Carina achava que tudo estava bem na sua vida. Tinha muitos amigos, havia acabado de se formar, estava em um emprego bom. Tudo parecia certo. Um belo dia, porém...
"Oi, meu nome é Vilma. Soube que talvez abra uma vaga aqui nesse setor, então queria marcar uma entrevista para o emprego!"
O chefe, homem já com muita experiência, bem que hesitou, mas não teve jeito. A menina tinha um padrinho naquela rede de lojas. Vilma foi empregada, na mesma loja que Carina.
Ambas, de início, se davam muito bem. Conversam sempre que o tempo lhes permitia, saíam juntas depois do trabalho, iam a cinema, bares e restaurantes.

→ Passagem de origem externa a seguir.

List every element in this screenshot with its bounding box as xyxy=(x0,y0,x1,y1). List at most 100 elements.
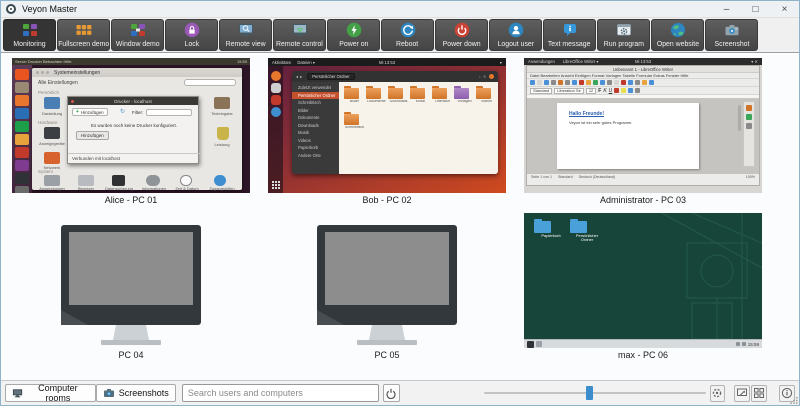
computer-caption: PC 05 xyxy=(268,350,506,361)
screenshots-button[interactable]: Screenshots xyxy=(96,384,176,402)
settings-icon-label: Zeit & Datum xyxy=(170,186,204,191)
computer-tile-administrator[interactable]: Anwendungen LibreOffice Writer ▾ Mi 13:5… xyxy=(524,58,762,206)
computer-grid: Server Drucker Betrachten Hilfe 15:59 xyxy=(12,58,762,361)
auto-adjust-button[interactable] xyxy=(710,385,726,402)
toolbar-button-open-website[interactable]: Open website xyxy=(651,19,704,51)
toolbar-button-window-demo[interactable]: Window demo xyxy=(111,19,164,51)
align-to-grid-button[interactable] xyxy=(751,385,767,402)
ubuntu-menubar: Server Drucker Betrachten Hilfe 15:59 xyxy=(12,58,250,65)
launcher-icon xyxy=(15,160,29,171)
font-name-select: Liberation Se xyxy=(554,88,584,94)
align-grid-icon xyxy=(753,387,765,399)
settings-titlebar: Systemeinstellungen xyxy=(32,68,242,77)
lock-icon xyxy=(184,22,200,38)
writer-document-area: Hallo Freunde! Veyon ist ein sehr gutes … xyxy=(527,99,759,173)
computer-tile-pc04[interactable]: PC 04 xyxy=(12,213,250,361)
computer-tile-alice[interactable]: Server Drucker Betrachten Hilfe 15:59 xyxy=(12,58,250,206)
toolbar-button-reboot[interactable]: Reboot xyxy=(381,19,434,51)
settings-icon xyxy=(78,175,94,186)
toolbar-button-label: Text message xyxy=(548,39,591,47)
folder-item: Bilder xyxy=(344,88,365,104)
monitor-icon xyxy=(312,225,462,347)
clock: 15:59 xyxy=(237,59,247,64)
settings-icon-label: Texteingabe xyxy=(204,111,240,116)
computer-rooms-icon xyxy=(12,387,23,399)
printers-dialog: Drucker - localhost + Hinzufügen ↻ Filte… xyxy=(67,96,199,164)
toolbar-button-remote-view[interactable]: Remote view xyxy=(219,19,272,51)
desktop-pattern xyxy=(632,213,762,339)
computer-tile-max[interactable]: Papierkorb Persönlicher Ordner 15:59 xyxy=(524,213,762,361)
zoom-level: 100% xyxy=(746,175,755,179)
toolbar-button-logout-user[interactable]: Logout user xyxy=(489,19,542,51)
toolbar-button-label: Screenshot xyxy=(714,39,749,47)
computer-rooms-label: Computer rooms xyxy=(27,383,89,403)
open-website-icon xyxy=(670,22,686,38)
gnome-topbar: Aktivitäten Dateien ▾ Mi 13:53 ▾ xyxy=(268,58,506,66)
toolbar-button-label: Open website xyxy=(656,39,698,47)
toolbar-button-power-down[interactable]: Power down xyxy=(435,19,488,51)
sidebar-item: Dokumente xyxy=(292,114,339,122)
toolbar-button-monitoring[interactable]: Monitoring xyxy=(3,19,56,51)
nav-forward-icon: ▸ xyxy=(300,74,302,79)
offline-monitor xyxy=(268,213,506,348)
settings-icon-label: Anwendungen xyxy=(32,186,72,191)
settings-icon xyxy=(44,97,60,109)
printers-dialog-titlebar: Drucker - localhost xyxy=(68,97,198,105)
files-content: Bilder Dokumente Downloads Musik Öffentl… xyxy=(339,82,498,174)
toolbar-button-power-on[interactable]: Power on xyxy=(327,19,380,51)
menu-icon: ≡ xyxy=(484,74,486,79)
settings-icon xyxy=(146,175,160,186)
dock-icon-firefox xyxy=(271,71,281,81)
toolbar-button-fullscreen-demo[interactable]: Fullscreen demo xyxy=(57,19,110,51)
settings-icon xyxy=(112,175,125,186)
toolbar-button-lock[interactable]: Lock xyxy=(165,19,218,51)
folder-label: Papierkorb xyxy=(534,234,568,238)
desktop-folder-item: Papierkorb xyxy=(534,221,568,238)
power-state-toggle-button[interactable] xyxy=(383,384,400,402)
writer-format-toolbar: Standard Liberation Se 12 F K U xyxy=(527,87,759,95)
thumbnail-size-slider[interactable] xyxy=(484,385,706,401)
search-input[interactable] xyxy=(182,384,379,402)
paragraph-style-select: Standard xyxy=(530,88,552,94)
folder-label: Persönlicher Ordner xyxy=(570,234,604,243)
toolbar-button-remote-control[interactable]: Remote control xyxy=(273,19,326,51)
toolbar-button-label: Remote view xyxy=(226,39,266,47)
toolbar-button-label: Run program xyxy=(603,39,643,47)
window-title: Veyon Master xyxy=(22,4,77,14)
launcher-icon xyxy=(15,82,29,93)
toolbar-button-screenshot[interactable]: Screenshot xyxy=(705,19,758,51)
desktop-topbar: Anwendungen LibreOffice Writer ▾ Mi 13:5… xyxy=(524,58,762,65)
screenshot-icon xyxy=(724,22,740,38)
all-settings-label: Alle Einstellungen xyxy=(38,80,78,86)
toolbar-button-run-program[interactable]: Run program xyxy=(597,19,650,51)
computer-tile-pc05[interactable]: PC 05 xyxy=(268,213,506,361)
files-window: ◂ ▸ Persönlicher Ordner ◦ ≡ Zuletzt verw… xyxy=(292,71,498,174)
custom-arrangement-button[interactable] xyxy=(734,385,750,402)
minimize-button[interactable]: – xyxy=(712,1,741,17)
toolbar-button-label: Monitoring xyxy=(13,39,45,47)
screen-thumbnail-max: Papierkorb Persönlicher Ordner 15:59 xyxy=(524,213,762,348)
sidebar-item-selected: Persönlicher Ordner xyxy=(292,92,339,100)
page-style: Standard xyxy=(558,175,573,179)
maximize-button[interactable]: □ xyxy=(741,1,770,17)
toolbar-button-label: Window demo xyxy=(116,39,160,47)
settings-icon xyxy=(214,175,226,186)
screen-thumbnail-alice: Server Drucker Betrachten Hilfe 15:59 xyxy=(12,58,250,193)
offline-monitor xyxy=(12,213,250,348)
resize-grip[interactable] xyxy=(790,396,798,404)
document-body-text: Veyon ist ein sehr gutes Programm. xyxy=(569,120,632,125)
page-count: Seite 1 von 1 xyxy=(531,175,552,179)
menu-items: Server Drucker Betrachten Hilfe xyxy=(15,59,71,64)
dock-icon xyxy=(271,95,281,105)
monitor-icon xyxy=(56,225,206,347)
scrollbar xyxy=(738,105,741,131)
computer-rooms-button[interactable]: Computer rooms xyxy=(5,384,96,402)
dialog-status: Verbunden mit localhost xyxy=(72,156,120,161)
close-button[interactable]: × xyxy=(770,1,799,17)
start-menu-icon xyxy=(527,341,534,348)
launcher-icon xyxy=(15,173,29,184)
toolbar-button-text-message[interactable]: Text message xyxy=(543,19,596,51)
computer-tile-bob[interactable]: Aktivitäten Dateien ▾ Mi 13:53 ▾ xyxy=(268,58,506,206)
slider-handle[interactable] xyxy=(586,386,593,400)
computer-caption: PC 04 xyxy=(12,350,250,361)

Sempre se encontravam fora do trabalho. Não eram apenas colegas, eram amigas.
Com o tempo, o emprego na loja não mais satisfazia às duas moças. Elas logo quiseram sair daquele sucursal no subúrbio e ir para a central, onde teriam uma maior visibilidade e ganhariam bem mais.
A competição aos poucos foi se acirrando de uma e outra partes. Já não se falavam direito, trocavam apenas cumprimentos de cortesia e, às vezes, nem isso. As pessoas ao redor começaram a notar essa mudança de comportamento e comentar sobre isso nos corredores. Vilma estava certa de que ganharia a vaga, por seu padrinho importante na loja. Carina, só contava com o apoio de seu chefe - que sempre acreditou muito mais nela do que na novata - e dos estagiários e funcionários de mais baixo grau. Era certo que Vilma ganharia.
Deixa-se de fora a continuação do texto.